Poor usability and design flaws of electronic health records (EHRs) can pose safety risks to patients, according to recent studies.

A recently-issued report urges more oversight and post-market testing to ensure that EHRs don’t inadvertently harm patients. The report was the result of a collaboration of the Pew Charitable Trusts, the American Medical Association and MedStar Health’s National Center for Human Factors in Healthcare.

The 57-page report may be helpful for journalists who seek to familiarize themselves with some of the existing usability problems with EHRs, and how they can pose a risk to patients.

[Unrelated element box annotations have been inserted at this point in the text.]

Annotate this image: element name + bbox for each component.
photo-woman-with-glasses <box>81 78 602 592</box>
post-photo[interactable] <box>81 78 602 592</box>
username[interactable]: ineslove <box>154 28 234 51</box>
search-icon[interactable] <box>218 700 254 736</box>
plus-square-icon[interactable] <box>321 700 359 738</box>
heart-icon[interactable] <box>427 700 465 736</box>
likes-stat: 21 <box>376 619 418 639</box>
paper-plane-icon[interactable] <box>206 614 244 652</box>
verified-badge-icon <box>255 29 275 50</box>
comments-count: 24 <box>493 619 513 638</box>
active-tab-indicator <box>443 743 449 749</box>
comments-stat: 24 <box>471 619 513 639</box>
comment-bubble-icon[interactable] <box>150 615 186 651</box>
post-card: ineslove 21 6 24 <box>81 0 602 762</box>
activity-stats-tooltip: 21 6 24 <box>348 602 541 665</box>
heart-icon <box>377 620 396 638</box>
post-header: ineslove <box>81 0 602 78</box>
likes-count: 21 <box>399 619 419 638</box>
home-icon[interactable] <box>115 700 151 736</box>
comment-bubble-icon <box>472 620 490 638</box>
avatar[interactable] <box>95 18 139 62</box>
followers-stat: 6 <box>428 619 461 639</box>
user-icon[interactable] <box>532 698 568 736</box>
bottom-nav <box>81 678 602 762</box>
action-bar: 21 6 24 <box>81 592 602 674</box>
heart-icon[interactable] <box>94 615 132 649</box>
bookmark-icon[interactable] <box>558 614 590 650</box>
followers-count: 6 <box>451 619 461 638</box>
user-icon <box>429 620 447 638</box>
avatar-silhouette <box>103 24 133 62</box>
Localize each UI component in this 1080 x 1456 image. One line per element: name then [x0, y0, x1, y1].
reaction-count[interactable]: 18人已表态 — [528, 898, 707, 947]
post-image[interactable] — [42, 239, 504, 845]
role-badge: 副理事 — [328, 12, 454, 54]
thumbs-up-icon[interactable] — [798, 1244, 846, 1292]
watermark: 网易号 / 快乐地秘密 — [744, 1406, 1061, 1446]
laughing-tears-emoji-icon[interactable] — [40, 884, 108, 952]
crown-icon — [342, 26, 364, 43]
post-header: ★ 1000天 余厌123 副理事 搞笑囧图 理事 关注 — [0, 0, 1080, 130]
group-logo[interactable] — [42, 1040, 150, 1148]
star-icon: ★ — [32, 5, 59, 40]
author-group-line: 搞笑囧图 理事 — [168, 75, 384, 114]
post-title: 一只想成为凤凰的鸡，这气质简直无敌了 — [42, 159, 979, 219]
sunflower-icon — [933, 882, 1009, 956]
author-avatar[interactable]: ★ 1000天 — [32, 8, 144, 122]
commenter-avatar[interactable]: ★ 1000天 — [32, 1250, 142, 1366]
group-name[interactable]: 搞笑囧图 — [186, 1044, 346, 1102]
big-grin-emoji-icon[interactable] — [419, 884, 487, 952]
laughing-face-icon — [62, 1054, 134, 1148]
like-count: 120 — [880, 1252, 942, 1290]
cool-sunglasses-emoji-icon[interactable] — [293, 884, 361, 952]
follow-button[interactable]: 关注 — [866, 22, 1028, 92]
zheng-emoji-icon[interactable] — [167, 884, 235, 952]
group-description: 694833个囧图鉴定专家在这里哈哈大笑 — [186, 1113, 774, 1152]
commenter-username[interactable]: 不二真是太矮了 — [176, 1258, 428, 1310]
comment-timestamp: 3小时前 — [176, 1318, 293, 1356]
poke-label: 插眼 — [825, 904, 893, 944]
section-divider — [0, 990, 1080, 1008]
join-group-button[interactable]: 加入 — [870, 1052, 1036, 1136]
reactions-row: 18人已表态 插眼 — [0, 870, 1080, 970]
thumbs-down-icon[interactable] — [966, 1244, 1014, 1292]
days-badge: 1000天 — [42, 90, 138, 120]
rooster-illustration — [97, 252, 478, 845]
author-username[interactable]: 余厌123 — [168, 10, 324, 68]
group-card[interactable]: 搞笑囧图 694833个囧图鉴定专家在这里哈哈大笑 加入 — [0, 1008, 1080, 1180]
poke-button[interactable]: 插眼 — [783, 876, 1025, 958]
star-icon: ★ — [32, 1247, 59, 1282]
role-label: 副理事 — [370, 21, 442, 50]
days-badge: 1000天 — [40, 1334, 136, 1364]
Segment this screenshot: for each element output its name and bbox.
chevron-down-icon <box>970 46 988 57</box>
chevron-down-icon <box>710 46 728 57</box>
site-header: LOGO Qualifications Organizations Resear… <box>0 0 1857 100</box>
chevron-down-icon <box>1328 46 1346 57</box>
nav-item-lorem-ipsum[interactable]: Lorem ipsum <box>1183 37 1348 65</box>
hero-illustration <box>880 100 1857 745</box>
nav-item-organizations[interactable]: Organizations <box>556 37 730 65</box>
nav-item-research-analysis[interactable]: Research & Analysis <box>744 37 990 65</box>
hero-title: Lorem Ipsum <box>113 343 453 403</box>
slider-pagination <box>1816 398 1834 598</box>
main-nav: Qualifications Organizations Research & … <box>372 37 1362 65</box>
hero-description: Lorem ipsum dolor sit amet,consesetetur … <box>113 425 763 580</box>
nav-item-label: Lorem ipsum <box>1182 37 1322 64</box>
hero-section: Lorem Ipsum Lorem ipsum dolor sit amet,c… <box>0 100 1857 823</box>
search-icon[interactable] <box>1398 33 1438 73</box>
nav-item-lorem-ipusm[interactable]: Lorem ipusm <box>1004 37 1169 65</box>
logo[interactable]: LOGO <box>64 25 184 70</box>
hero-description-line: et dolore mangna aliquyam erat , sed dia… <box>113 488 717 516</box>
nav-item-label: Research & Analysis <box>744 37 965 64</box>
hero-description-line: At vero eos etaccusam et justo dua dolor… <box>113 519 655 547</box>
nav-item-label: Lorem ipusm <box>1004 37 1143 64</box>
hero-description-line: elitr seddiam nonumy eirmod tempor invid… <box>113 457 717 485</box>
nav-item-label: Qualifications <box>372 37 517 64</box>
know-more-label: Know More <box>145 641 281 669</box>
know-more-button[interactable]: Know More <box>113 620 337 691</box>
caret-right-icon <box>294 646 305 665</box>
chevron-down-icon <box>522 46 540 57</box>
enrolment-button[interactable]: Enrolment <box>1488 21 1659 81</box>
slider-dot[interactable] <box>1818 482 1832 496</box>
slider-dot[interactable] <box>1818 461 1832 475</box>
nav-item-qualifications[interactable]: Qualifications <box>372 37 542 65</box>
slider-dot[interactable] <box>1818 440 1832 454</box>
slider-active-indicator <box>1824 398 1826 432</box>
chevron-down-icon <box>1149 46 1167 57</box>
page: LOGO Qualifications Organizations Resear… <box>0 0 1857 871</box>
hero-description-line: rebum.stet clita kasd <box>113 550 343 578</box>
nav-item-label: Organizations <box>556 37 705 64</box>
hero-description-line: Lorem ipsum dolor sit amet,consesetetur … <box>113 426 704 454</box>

Additionally, the best practice recommendations provide some topics for reporters to consider when they are covering the implementation and use of EHRs at local hospitals and medical groups. These include:

  • What is the governance oversight in selecting and implementing an EHR system? What is the method for personnel to report health IT safety hazards?
  • How are staff and clinicians trained on the systems, and is there ample time set aside for this training?
  • Were developers allowed to observe clinician workflows for optimal design, and did personnel have input into design decisions?

Ongoing safety challenges with EHRs can occur with data entry, alerts, visual display, information availability, interoperability, system automation and defaults, according to the report.

For instance, a wrong time or date default in the EHR can cause a delay in medication dosing for a hospitalized patient.  Or, if a patient allergy is documented in the EHR as free text instead of encoded text, an alert may not pop up when an attending physician orders a medication the patient is allergic to, according to the report.

Typically, these usability problems only become obvious after-market, meaning after the product is made and installed at hospitals. Additionally, hospitals frequently request customizations to the EHR, which may not have been tested by the vendors, according to the report.

The report authors recommend voluntary criteria for EHR developers and health care providers to improve usability and safety.

The report offers “immediate steps that hospitals and health care software vendors can take to protect patients from unforeseen hazards and help ensure that EHRs can reach their full potential to transform health care,“ wrote Ben Moscovitch, project director of Health IT at Pew in a related article.

A number of efforts are underway to resolve the challenges around technology and patient harm, including the Partnership for Health IT Patient Safety. The 21st Century Cures Act of 2016 requires the development of voluntary certification criteria for pediatric EHRs by the end of 2018. The Office of the National Coordinator for Health Information Technology (ONC) is expected to release the criteria this fall.